The vast majority of recent epidemiologic data, including results from prospective, cross-sectional, case-control and autopsy studies, have failed to support the original hypothesis that high body iron stores or heterozygosity for the Cys282Tyr mutation of HFE increase the risk of coronary heart disease, myocardial infarction, or atherosclerosis.29-48 In the First National Health and Nutrition Examination Survey Epidemiologic Follow-up Study, serum iron levels and transferrin saturation were not related to myocardial infarction.37,38 Sempos et al. even found an inverse association between transferrin saturation and coronary heart disease.39 Regnstrom et al. studied serum ferritin levels and serum iron levels in 94 young male survivors of myocardial infarction 4 to 6 months after the event.40 They found no differences in ferritin levels in myocardial infarction patients compared with healthy controls and the patients had even lower serum iron levels.

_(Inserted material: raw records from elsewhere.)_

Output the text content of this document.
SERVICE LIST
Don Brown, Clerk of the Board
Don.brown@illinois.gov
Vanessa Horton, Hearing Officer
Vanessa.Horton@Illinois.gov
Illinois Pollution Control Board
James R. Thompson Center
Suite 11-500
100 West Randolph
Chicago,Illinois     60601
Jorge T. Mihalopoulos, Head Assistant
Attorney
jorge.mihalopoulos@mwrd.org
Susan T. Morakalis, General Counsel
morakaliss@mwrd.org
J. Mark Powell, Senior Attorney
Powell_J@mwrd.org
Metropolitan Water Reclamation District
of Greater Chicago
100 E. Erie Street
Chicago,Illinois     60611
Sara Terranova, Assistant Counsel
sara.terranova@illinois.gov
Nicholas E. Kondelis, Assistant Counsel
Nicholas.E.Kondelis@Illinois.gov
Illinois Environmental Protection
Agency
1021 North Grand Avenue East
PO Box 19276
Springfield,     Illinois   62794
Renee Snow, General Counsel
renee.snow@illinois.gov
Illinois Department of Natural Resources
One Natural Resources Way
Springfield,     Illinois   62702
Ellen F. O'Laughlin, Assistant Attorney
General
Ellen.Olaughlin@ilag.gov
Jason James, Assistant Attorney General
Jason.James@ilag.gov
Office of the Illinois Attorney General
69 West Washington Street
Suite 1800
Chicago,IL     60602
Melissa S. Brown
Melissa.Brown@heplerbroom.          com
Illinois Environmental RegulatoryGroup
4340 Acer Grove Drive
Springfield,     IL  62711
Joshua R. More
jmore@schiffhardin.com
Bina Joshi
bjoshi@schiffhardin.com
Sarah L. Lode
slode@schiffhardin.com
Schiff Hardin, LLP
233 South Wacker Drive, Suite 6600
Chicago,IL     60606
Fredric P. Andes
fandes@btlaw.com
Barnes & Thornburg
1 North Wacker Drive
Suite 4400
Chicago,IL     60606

In sum, recent literature does not support the hypothesis that iron contributes to atherosclerosis to a major degree although further prospective studies are required to elucidate this association. There is overwhelming evidence that atherosclerosis, coronary artery disease, stroke, and peripheral artery disease are neither prominent clinical features nor frequent causes of death in genetic hemochromatosis. In view of this solid background, the new and provocative findings of Failla et al. are difficult to reconcile. The investigators themselves admit problems fitting their data to the well-known and well-studied clinical features of hemochromatosis. Only further studies will be able to resolve this apparent paradox. It must also be kept in mind that many populations have a high prevalence of the hemochromatosis gene Cys282Tyr mutation, which is a relatively young mutation (probably less than 2,000 years old). If iron excess, even of a minor degree, is so dangerous in contributing to atherosclerosis and cancer, it is difficult to explain the extraordinary evolutionary advantage to HFE heterozygotes.